Düsseldorf. Das Handwerk kommt aus der Krise, beklagt aber fehlende und sehr teure Materialien wie Holz, Metall und Chips. Kunden müssen noch länger warten.

Rekorde über Rekorde meldet das Handwerk, aber nicht alle geben Anlass zur Freude. Die Aufträge stapeln sich, besonders das Baugewerbe hat alle Hände voll zu tun und hätte für noch viel mehr Hände zu tun. Doch der Fachkräftemangel ist so gravierend wie nie.
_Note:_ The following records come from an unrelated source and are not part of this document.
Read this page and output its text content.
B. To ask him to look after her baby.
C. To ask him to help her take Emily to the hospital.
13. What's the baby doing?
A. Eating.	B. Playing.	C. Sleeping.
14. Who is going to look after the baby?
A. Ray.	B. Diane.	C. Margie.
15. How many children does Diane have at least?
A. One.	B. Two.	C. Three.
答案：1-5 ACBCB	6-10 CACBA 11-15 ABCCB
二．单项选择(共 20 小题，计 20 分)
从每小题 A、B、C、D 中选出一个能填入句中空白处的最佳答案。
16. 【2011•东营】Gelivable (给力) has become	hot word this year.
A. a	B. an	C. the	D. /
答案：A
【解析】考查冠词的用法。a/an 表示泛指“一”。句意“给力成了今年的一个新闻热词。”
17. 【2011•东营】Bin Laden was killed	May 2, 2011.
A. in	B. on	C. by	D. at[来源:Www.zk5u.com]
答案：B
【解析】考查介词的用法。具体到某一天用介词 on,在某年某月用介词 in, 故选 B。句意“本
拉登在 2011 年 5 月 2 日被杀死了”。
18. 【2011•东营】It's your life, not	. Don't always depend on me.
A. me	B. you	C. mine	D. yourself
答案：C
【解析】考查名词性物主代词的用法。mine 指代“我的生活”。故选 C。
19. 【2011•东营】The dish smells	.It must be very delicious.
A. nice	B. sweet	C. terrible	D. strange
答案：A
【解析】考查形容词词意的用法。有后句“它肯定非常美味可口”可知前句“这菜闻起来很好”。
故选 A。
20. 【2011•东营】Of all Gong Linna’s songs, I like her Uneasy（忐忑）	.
Gleichzeitig gibt es eine nie dagewesene Materialkrise, die zwangsläufig zum nächsten unschönen Rekord der Beschaffungspreise für Holz, Metall und Halbleiter führt.

Unterm Strich überwiegt aber der Optimismus, wie die aktuelle Herbstumfrage der Handwerkskammer Düsseldorf, die auch das westliche Ruhrgebiet abdeckt, zeigt. Das Geschäftsklima zeigt gegenüber dem Frühjahr, erst recht aber im Vorjahresvergleich, deutlich nach oben: Der Index ist um gute sieben Punkte gestiegen, im Kammerbezirk wie auch in der Wirtschaftsregion westliches Ruhrgebiet. Der absolute Wert von 120 liegt hier nur knapp unter dem Kammerschnitt von 122. Was diese abstrakten Zahlen ausdrücken, ist die mehrheitliche Erwartung, dass sich die Lage in den kommenden Monate weiter verbessert.
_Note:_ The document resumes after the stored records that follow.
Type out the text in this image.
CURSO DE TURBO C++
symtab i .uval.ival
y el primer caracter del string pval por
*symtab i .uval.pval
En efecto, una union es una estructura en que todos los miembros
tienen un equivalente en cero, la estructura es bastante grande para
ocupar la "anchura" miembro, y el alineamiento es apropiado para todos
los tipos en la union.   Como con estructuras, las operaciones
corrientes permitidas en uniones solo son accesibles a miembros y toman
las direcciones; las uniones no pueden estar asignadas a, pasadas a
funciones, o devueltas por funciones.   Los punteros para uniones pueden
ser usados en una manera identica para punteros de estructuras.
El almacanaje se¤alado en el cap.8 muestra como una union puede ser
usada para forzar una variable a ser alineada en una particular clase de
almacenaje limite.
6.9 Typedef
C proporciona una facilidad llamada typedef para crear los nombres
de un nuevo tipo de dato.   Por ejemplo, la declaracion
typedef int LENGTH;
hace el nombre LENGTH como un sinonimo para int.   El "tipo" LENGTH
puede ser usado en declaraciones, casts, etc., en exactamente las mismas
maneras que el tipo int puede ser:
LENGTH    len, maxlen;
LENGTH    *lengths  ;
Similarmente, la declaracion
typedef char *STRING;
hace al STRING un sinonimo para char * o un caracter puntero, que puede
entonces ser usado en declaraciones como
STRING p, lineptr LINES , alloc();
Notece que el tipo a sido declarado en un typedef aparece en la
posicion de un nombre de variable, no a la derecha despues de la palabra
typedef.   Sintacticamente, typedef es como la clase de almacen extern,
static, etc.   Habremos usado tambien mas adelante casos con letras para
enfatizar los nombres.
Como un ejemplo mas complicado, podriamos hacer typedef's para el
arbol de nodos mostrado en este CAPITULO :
Handwerk will Schrittmacher für Konjunktur werden

„Das Handwerk überwindet die Corona-Krise“, betont Kammerpräsident Andreas Ehlert, es könne damit „rasch wieder zum Schrittmacher der binnenkonjunkturellen Erholung werden“. Die Insolvenzquote sei sehr niedrig, die größten Schwierigkeiten und Nachholbedarfe gebe es nach wie vor in den besonders von Kontaktbeschränkungen betroffenen Branchen, etwa dem Lebensmittelhandwerk, dem Kfz-Handwerk und den personenbezogenen Dienstleistungsberufen wie dem Frisörhandwerk und dem Kosmetikgewerbe. Doch in diesen Bereichen gehen dem Herbstgutachten die Umsätze und Aufträge um so dynamischer nach oben.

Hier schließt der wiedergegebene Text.